Global Dialogues

Media Remember: Berlusconi’s Comeback and The Genius of Blob

New media are increasingly changing the way history is being written and memories are being forged. Perhaps it’s not an appropriate comparison, with the Olympics ongoing, but think of the London bombings in 2005. Mobile camera phones enabled a new and more instant form of witnessing and communication, as Anna Reading explains in her article on “Mobile witnessing, mortal bodies and globital time” (Memory Studies 4.3, 2011). Another revolutionary moment in the history of media was the advent and diffusion of television, in the 1950s and 1960s, which enhanced the globalization of information and knowledge. It thus contributed to the creation of collectively shared, public memories as it allowed for news to reach – for the first time – large masses of people in various geographical areas.

The impact of television on the collective memory of the 1960s is illustrated by the blockbuster Forrest Gump (1994): here the protagonist is given a place – occasionally through recourse to original footage – in a range of major historical events which most Americans will have “experienced” through television. It thus feeds upon a national and visual memory of those years in the USA. In Italy too visual media have had an essential role in the creation and circulation of memories of the country’s national history of the past five decades or so. This is also because Italy has never had a real newspaper ‘culture’, and for most Italians TV news reports have been the main means of information. Italian cinema, in addition, has something of the status of a national heritage product, as Alan O’Leary suggests in his analysis of Italian movies on terrorism (Tragedia all’italiana. Italian Cinema and Italian Terrorisms 1970-2010, 2011), which has created a number of memorable ‘screen memories’. A news report about, say, a heat wave in Rome, for example, may start with the famous fountain scene from Federico Fellini’s Dolce Vita.

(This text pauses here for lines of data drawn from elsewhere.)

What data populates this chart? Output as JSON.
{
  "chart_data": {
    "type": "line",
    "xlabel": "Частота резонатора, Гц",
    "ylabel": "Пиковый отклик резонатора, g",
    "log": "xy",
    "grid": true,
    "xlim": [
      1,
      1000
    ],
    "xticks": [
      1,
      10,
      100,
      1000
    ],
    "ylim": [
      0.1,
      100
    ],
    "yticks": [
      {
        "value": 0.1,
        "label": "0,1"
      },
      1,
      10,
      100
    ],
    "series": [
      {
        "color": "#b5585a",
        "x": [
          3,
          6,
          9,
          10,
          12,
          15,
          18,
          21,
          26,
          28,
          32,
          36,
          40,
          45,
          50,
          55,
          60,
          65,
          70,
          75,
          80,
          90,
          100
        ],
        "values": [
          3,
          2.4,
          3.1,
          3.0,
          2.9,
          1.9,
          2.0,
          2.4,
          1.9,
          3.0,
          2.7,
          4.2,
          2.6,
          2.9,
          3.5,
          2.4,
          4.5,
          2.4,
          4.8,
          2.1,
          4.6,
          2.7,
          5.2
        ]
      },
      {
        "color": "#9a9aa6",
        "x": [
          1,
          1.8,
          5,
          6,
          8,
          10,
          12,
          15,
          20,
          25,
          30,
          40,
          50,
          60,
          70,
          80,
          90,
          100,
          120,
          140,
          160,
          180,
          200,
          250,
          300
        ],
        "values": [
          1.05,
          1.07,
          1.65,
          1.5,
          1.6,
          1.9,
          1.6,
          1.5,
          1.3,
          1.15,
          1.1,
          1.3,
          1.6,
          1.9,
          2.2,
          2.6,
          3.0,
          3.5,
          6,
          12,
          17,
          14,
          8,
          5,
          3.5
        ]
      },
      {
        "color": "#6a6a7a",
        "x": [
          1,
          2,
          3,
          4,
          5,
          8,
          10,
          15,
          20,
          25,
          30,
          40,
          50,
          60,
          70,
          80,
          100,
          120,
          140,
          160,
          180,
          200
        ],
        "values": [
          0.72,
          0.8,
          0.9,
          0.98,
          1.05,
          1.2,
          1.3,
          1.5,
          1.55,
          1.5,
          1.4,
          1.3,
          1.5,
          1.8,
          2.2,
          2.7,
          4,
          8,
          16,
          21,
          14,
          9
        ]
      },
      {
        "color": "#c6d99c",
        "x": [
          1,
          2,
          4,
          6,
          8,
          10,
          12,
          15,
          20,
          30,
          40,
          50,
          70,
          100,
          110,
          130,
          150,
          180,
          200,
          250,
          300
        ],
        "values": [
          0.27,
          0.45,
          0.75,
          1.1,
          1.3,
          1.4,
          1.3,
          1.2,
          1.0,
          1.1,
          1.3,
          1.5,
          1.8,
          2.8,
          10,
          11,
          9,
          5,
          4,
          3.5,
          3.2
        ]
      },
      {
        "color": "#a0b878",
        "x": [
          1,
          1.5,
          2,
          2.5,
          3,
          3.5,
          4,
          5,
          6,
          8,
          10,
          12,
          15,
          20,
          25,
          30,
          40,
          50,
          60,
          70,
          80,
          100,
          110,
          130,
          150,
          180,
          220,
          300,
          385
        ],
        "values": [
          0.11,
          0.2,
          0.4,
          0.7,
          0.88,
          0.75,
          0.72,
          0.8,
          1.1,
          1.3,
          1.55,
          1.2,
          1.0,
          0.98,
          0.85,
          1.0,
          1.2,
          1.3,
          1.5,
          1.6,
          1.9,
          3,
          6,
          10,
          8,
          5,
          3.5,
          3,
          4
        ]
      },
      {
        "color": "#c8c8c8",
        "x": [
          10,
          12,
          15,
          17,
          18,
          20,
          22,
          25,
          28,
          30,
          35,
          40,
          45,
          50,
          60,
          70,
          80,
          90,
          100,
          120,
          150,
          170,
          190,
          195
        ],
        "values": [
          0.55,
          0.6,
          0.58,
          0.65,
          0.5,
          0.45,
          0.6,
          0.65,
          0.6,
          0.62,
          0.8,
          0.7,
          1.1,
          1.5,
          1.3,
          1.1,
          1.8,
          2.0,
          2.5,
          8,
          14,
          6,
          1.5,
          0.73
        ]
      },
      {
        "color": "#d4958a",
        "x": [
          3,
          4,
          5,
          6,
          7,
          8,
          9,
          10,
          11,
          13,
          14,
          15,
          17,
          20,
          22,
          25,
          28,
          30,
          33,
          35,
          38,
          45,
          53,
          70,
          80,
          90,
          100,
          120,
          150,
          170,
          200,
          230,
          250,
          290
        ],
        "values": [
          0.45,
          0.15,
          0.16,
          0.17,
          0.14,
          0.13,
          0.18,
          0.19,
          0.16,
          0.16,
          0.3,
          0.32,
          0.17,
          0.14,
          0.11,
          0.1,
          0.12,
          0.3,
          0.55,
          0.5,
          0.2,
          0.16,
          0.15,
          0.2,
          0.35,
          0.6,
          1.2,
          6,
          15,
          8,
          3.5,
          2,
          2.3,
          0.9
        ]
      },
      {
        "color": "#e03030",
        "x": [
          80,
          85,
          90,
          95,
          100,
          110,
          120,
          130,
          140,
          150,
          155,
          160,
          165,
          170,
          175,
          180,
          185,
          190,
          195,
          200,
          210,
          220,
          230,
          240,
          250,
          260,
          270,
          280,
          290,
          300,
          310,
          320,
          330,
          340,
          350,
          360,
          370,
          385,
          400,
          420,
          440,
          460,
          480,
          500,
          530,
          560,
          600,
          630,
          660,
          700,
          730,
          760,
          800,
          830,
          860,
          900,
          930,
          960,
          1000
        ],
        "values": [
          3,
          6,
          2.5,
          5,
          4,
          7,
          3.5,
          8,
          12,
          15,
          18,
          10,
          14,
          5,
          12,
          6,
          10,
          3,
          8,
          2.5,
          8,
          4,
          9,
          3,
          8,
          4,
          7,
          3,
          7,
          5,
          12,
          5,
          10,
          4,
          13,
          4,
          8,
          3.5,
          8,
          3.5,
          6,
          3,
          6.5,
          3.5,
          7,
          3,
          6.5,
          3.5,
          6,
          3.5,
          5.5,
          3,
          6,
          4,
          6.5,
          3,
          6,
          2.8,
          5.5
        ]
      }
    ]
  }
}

But visual memories of Italy’s past can also be viewed daily on the 15-minute long program Blob, which goes on air just after the evening news at 8pm. Created by a former TV director and a number of movie critics and actors, Blob consists of a variety of deconstructed and reassembled fragments taken from (national and international) television program, TV adverts and movies. More precisely, Blob selects images from an audiovisual archive and re-organizes them in such a way so as to stimulate a critical reflection on current affairs and a rejection of institutional, mediatized and official discourses. Hence, it reveals the impossibility of a “meta-history” as suggested by the “global TV screen,” and instead gives space to other images and other histories, at times promoting a counter-memory.

What makes Blob so special is its unconventional form: rather than using texts or a presenter who unveils dark secrets or injustices of Italy’s recent past, Blob makes viewers think for themselves. This is achieved through an elaborate form of cutting and editing, which helps us make links and draw conclusions. Only a brief caption at the top left of the screen may give us some indications of the point being made. The announced political comeback – on 12 July – of former PM Silvio Berlusconi, for example, was used to bring back memories of Berlusconi’s political ascent in the 1990s. With the knowledge of Berlusconi’s various sex and corruption trials in the back of our minds, Berlusconi’s 1994 promises of a united and healthy Italy freed from corruption, today, sound ridiculous and surreal.

Clearly, this juxtaposition of the contradicting present and past images of Berlusconi, in addition to the knowledge we have gained of his problems with the law since the 1990s, works to reactivate forgotten or silenced memories, and to create moral awareness in the viewer. And if that doesn’t work, following on Berlusconi’s “outing” on July 12th, the Blob team broadcast images of the major anti-corruption investigations Mani pulite (“clean hands”) of the early 1990s, which brought to the light the political bribery scandal Tangentopoli (“Bribesville”). The latter involved most leading political parties at the time, and the subsequent ‘clean-up’ therefore led to the emergence of a new political class in Italy, with Berlusconi’s Forza Italia (“Go Italy”) at the lead. In fact, in his 1994 speech, Berlusconi strongly fed on the Italians’ distrust in politicians, which had of course increased with the corruption scandal. But Tangentopoli not only opened the door for Berlusconi’s populist “ordinary man-politics.” It also provoked a “major rift between the judiciary and certain politicians and parties,”as John Foot has noted (Modern Italy, 2003). The rift would mark Berlusconi’s political career, as his infinite anxiety about the “Communist judges” who are always on his case illustrate.

Special attention in the Blob episodes is given to Berlusconi’s political “mentor” and prime suspect in the Mani pulite investigations: Socialist leader Bettino Craxi, who eventually fled to Tunis in order to avoid imprisonment. All in all, Blob recalls the fact that Berlusconi – in spite of his promise to give Italy a future again – actually continued the corruption, which was at the basis of Tangentopoli. The caption “fine pena mai,” which means something like life sentence, then ironically refers to the country’s condemnation to corruption by its politicians, from Craxi in the 1980s to Berlusconi in the 1990s and 2000s, and possibly Berlusconi again?